I am developing a .NET Windows Service using C# that runs as the SYSTEM user so that it has permissions to install software updates etc.
I want the service to download an executable file to a protected directory and launch it. However, I want to make sure that I've considered security and that it isn't possible for another user to copy a file into the directory that the service uses and then have the file executed with SYSTEM privileges.
I've looked into creating a directory that only the SYSTEM user has access to using an ACL as follows.

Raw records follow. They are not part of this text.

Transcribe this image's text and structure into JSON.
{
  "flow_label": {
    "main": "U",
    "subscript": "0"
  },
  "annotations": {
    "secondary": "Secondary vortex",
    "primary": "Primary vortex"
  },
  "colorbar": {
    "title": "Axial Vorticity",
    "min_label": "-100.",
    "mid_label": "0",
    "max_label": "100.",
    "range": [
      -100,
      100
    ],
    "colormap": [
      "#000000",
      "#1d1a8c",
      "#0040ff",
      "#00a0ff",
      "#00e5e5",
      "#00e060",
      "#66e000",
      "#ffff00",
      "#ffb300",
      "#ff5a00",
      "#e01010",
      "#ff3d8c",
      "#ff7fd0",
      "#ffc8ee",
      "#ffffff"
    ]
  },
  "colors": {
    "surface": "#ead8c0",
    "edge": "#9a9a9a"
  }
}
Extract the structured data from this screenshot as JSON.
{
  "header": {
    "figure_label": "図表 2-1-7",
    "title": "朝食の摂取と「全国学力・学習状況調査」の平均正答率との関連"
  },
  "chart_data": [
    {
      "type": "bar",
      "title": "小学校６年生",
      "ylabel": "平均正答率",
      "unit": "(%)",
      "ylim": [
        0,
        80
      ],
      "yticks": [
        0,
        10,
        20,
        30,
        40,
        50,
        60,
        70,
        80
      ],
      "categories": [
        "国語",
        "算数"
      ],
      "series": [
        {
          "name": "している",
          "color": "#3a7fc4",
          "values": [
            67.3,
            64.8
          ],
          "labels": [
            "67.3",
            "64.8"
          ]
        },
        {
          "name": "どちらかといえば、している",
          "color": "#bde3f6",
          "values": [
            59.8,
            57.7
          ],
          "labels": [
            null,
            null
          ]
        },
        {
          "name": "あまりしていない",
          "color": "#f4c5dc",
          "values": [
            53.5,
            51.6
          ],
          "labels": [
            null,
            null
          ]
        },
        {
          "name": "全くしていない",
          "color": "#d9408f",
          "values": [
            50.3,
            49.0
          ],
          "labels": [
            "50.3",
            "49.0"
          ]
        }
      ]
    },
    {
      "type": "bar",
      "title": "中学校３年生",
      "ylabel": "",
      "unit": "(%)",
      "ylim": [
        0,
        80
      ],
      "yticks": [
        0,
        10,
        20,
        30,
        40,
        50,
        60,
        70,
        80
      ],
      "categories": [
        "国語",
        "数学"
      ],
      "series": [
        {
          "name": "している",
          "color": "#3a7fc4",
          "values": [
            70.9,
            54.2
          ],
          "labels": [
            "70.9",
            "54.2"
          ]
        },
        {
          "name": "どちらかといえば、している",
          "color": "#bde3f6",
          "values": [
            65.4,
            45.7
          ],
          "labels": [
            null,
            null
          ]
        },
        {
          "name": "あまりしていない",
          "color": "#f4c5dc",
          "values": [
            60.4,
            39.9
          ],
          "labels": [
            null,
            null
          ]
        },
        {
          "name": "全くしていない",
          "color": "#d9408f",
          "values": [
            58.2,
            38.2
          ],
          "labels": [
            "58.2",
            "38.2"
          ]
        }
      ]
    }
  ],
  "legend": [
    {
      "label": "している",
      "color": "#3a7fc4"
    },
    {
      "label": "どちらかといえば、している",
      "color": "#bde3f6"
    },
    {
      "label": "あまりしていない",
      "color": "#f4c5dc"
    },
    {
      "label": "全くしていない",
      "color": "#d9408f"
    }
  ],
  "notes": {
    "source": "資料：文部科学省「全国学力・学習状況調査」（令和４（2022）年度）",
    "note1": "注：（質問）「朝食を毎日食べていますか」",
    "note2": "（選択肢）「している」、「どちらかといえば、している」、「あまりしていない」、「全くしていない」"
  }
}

var localSystemIdentifier = new SecurityIdentifier(WellKnownSidType.LocalSystemSid, null);
var directorySecurity = new DirectorySecurity();
directorySecurity.AddAccessRule(new FileSystemAccessRule(localSystemIdentifier, FileSystemRights.FullControl, AccessControlType.Allow));
directorySecurity.SetOwner(_localSystemIdentifier);
Directory.CreateDirectory(_pathToTempBootstrapperDirectory, directorySecurity);
Subsequent to this, I check that the owner of the directory is the SYSTEM user before I allow a cached copy of the executable file that has been downloaded to be used.
var acl = Directory.GetAccessControl(_pathToTempBootstrapperDirectory);
if (acl.GetOwner(typeof(SecurityIdentifier)) != localSystemIdentifier)
{
cache = false;
}
However, if a user with the right permissions was able to change the owner of the directory to themselves, copy in a file, and then change the owner back to the SYSTEM user, the above check would not be of any benefit.
Perhaps the only option is to always recreate the download folder with the strict ACL and redownload the file every time to prevent the possibility of the scenario above.
In short, my question is as follows; is there a way that I can create a protected directory that I can guarantee has only ever been created or modified by the SYSTEM user?